To make this model more generalizable to unseen classes, the authors (CoCoOp) [4] condition the tunable language parameters ($v_i$) to the image features (f) by learning a mini-network ($h_{\theta}(x)$). The output from this network is then appended to the language input such that:

\[t_i(x) = {v_1(x), v_2(x) … v_m(x)}\] \[v_m(x) = v_m + h_{\theta}(x)\]

Prompting visual side of vision-language models

Elsayed [5] first introduced the concept of adversarial reprogramming to reprogram the target model to perform a task chosen by the attacker. This was executed by tuning a learnable window around the input image, the weights of this window were updated according to the target classes of the attacker’s choice.

The same method can be used to adapt a pretrained image classifier or a vision-language model to adapt to a new domain with different classes. The learnable window is essentially a soft prompt which can be appended with the image input to a model like CLIP [6]. Inference on new tasks can be performed by just changing the ‘visual prompt’ for the desired learned task.

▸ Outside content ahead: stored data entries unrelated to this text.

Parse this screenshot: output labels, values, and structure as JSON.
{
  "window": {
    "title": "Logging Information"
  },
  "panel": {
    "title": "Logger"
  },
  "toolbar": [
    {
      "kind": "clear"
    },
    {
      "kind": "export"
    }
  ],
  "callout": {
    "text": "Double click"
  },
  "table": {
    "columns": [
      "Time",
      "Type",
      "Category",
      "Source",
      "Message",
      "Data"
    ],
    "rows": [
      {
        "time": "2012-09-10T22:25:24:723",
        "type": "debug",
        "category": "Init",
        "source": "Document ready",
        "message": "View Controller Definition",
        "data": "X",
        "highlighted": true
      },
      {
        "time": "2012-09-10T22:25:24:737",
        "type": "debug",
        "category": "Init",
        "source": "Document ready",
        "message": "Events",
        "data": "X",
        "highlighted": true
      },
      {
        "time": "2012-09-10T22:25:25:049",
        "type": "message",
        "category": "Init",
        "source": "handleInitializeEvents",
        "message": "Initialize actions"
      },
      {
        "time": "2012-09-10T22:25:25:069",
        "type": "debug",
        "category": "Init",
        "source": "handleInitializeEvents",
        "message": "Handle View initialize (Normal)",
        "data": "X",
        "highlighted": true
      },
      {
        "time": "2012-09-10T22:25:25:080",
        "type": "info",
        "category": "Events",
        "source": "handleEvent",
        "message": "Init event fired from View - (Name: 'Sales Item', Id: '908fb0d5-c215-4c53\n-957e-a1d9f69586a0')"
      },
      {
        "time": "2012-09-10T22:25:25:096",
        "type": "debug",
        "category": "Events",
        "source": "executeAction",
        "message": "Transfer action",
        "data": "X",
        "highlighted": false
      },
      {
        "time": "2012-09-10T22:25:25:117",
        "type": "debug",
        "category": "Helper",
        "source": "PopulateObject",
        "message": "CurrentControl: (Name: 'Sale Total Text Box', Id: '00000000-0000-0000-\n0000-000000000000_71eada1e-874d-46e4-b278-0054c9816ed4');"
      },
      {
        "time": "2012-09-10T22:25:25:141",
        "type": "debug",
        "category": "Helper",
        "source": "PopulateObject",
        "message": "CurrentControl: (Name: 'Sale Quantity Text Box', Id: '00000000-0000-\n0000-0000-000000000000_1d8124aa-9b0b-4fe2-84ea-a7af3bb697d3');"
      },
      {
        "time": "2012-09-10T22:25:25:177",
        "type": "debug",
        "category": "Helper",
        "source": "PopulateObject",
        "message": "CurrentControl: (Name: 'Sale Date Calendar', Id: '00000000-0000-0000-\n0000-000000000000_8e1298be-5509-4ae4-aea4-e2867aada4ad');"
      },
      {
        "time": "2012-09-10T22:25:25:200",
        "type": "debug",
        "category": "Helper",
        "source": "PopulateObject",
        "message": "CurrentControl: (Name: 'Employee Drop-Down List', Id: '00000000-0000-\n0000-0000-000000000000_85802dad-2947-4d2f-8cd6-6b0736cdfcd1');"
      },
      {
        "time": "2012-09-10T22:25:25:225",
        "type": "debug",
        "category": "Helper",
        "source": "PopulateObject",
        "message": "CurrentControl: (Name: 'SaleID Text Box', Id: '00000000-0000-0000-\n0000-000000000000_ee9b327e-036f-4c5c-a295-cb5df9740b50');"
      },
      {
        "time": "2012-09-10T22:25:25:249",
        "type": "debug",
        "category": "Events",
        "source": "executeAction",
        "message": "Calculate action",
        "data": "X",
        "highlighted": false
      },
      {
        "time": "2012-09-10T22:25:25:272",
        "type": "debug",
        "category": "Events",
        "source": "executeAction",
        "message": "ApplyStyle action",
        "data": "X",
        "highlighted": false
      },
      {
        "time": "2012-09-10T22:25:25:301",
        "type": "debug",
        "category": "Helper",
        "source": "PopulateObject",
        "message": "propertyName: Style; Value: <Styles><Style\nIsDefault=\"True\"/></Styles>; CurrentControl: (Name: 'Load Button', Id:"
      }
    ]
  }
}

Therefore, given a pretrained model F and a downstream dataset $\mathcal{D} = {(x_1, y_1), (x_2, y_2) … (x_m, y_m)}$, the objective is to learn a visual prompt $v_{\theta}$ such that:

\[\max_{\theta} P(y|{x + v_{\theta}})\]

You can also increase the granularity of the soft prompt, and add multiple visual prompts in the embedding space of the image encoder as well [7]. Depending on how many prompts you apply, the networks can be shallow or deep.

Prompting both sides of vision-language models

Unimodal prompt tuning methods don’t perform consistently well, which maybe be due to some misalignment in prompts when modalities are learned independently. Unified prompt Tuning (UPT) [8] introduces both text and visual prompts to the model and jointly optimizes both modalities simultaneously.

UPT starts with an initial prompt and uses a lightweight self-attention network to generate the prompt for CLIP’s text and visual encoders. The design of the soft prompt is similar to CoOp [3] and VPT [7] which embeds prompts in the embedding space of the text and image encoder.

In-context-learning for vision models

Language models can learn new tasks through few-shot learning, where the prompt contains a few example exemplars. Inspired by the same concept,[9] introduces a new type of visual prompting, where in given an example of a new task and new image, the model produces the desired output image via inpainting. For ex, if the examples consist of images which demonstrate a masking task, the pretrained model can adapt to create a mask for a new image at test time.

Each task is defined by constructing a grid like image that contains an input-output example and a novel query. This grid is the visual prompt. The model used for this task is an inpainting model which is a combination of MAE and VQ-GAN. During training, an input image is patchified, masked and fed into a MAE. For each masked token, the decoder outputs a distribution over a pretrained VQGAN cookbook. The model is trained using cross entropy loss on random crops from our datasets.

Some interesting applications

This section deserves a post of its own, but I’m providing a summary here so that you can be aware of the possible scenarios to use these visual prompts.

Flamingo

This family of vision-language models [10] joins vision-only and language-only models which are capable of handling interleaved sequences of visual and textual data and can ingest images or videos as input.

Otter

Instruction tuning is used to gain better zero shot performance from language models using models such as InstructGPT and FLAN. Otter [11] is a multi-modal model which instruction tunes Flamingo described above to make multi-modal models instruction following and improve in-context learning

Segment Anything

Segment Anything [12] builds a foundation model for segmentation task which is promptable, making it zero-shot transferable to new image distributions. The promptable segmentation task is to return a valid segmentation mask given any prompt. Flexible prompts such as points, bounding box, masks and texts can be used.